UM EMBARQUE IMPONENTE

       Logo ficamos promptos e começamos a descida do rio Araguaya embarcados em um botezinho e uma grande canoa feita de um só pau, carregando muita mala, dez pessoas e do doze cachorros e cachorrinhos da Sra. Professora.

       A despedida, a que assistia a povoação inteira vestida a moda de festa, foi estrondosa, sendo seguida pelo gritar e bradar da gente, pelo tocar de trombetas, pelo estalar de armas de fogo e pelo uivar dos cães, e sendo bastante enthusiasmada pela cachaça que tinha-se apoderado dos nossos índios. Algum sujeito bondosamente tinha dado cachaça aos índios e por conseqüência quase nos metteram todos a pique. Alguns dias mais tarde ajuntámos mais seis camaradas á nossa companhia, – dois pretos e quatro indios Carajás.
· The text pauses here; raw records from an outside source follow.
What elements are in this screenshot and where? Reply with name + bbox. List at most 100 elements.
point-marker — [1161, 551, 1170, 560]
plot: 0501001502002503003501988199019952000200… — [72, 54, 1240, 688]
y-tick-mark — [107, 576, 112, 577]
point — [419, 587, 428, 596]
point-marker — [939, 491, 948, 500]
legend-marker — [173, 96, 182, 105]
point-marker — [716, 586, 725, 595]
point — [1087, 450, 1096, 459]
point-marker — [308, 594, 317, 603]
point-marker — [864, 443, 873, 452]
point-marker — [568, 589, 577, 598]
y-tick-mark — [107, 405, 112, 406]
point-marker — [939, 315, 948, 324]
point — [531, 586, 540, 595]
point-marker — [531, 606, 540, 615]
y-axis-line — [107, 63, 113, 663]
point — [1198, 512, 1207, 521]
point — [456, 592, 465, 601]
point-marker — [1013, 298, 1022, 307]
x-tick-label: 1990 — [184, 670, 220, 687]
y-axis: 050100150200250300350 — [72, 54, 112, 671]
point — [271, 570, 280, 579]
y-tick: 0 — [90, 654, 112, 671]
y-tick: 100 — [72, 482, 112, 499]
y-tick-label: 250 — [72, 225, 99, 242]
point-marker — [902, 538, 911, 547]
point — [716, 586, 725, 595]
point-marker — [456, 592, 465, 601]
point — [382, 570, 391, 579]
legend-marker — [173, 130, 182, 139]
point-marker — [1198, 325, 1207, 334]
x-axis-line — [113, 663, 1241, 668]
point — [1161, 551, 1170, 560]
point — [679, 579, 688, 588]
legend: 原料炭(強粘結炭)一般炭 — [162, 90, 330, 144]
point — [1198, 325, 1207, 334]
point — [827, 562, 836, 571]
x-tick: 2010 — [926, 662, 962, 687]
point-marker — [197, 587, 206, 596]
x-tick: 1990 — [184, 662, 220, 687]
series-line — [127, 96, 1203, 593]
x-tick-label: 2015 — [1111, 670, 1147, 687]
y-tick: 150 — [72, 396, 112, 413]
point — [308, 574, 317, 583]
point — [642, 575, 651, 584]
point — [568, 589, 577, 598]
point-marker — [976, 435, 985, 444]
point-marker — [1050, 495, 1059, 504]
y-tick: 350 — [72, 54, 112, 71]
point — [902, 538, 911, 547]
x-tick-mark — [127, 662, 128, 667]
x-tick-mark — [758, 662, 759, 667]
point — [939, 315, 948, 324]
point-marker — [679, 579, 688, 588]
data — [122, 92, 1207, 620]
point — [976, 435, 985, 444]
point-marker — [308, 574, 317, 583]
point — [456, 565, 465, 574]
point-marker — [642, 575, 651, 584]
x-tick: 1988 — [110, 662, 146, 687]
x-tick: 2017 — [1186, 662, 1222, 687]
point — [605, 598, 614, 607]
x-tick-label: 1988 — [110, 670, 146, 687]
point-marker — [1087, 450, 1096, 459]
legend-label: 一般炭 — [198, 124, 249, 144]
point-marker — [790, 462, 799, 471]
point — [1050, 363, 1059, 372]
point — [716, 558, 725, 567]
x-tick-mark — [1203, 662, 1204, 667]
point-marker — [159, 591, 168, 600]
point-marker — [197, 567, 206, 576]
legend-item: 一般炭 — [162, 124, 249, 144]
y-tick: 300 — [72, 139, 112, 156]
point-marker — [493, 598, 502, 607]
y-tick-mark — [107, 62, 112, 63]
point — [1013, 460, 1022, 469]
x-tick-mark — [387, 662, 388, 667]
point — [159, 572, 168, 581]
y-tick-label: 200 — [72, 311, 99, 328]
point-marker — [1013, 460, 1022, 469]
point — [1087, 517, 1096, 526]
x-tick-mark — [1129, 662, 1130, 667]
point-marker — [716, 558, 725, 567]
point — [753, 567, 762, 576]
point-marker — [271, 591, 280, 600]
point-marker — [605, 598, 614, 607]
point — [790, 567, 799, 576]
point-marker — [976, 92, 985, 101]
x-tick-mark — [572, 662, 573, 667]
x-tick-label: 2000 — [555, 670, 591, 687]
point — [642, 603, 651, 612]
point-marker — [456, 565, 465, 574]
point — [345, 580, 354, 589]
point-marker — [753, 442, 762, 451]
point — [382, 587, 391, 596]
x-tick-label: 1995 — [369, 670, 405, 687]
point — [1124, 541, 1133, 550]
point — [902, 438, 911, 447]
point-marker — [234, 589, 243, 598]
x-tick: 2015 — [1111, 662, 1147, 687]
    Logo no principio da viajem arranjamos muita farinha de mandioca e abatemos uma rez; e ao narrador coube uma pequena quantidade de arroz, um pouco de assucar e alguns queijos. A carne apodreceu logo, mas felizmente o rio Araguaya tem uma riqueza de peixes pequenos e grandes, e também bichos grandes, como uma espécie de hippopotamo e lontras; e nos mattos e campos por onde passa o rio, acha-se uma abundancia de caça. Portanto quasi sempre achamos alguma cousa para comer com a nossa farinha e arroz.

UM ELDORADO

       Que riquezas incomprehensiveis se encontram no mundão do rio Araguaya! Que campos riquíssimos e inexhauriveis, capazes de sustentar exércitos de gado! Que mattos magníficos, onde andam uma abundancia de caça de todos as qualidades! Que terrenos fertilíssimos, capazes de alimentar ricamente populações enormes! Que sublimidade de montanhas, de valles, de planicies, de ilhas, de águas e praias! Que exércitos do reino animal nadam nessas aguas!

O Estandarte. Ano VIII, nº 9. São Paulo-SP, 1 de Março de 1900, p. 3.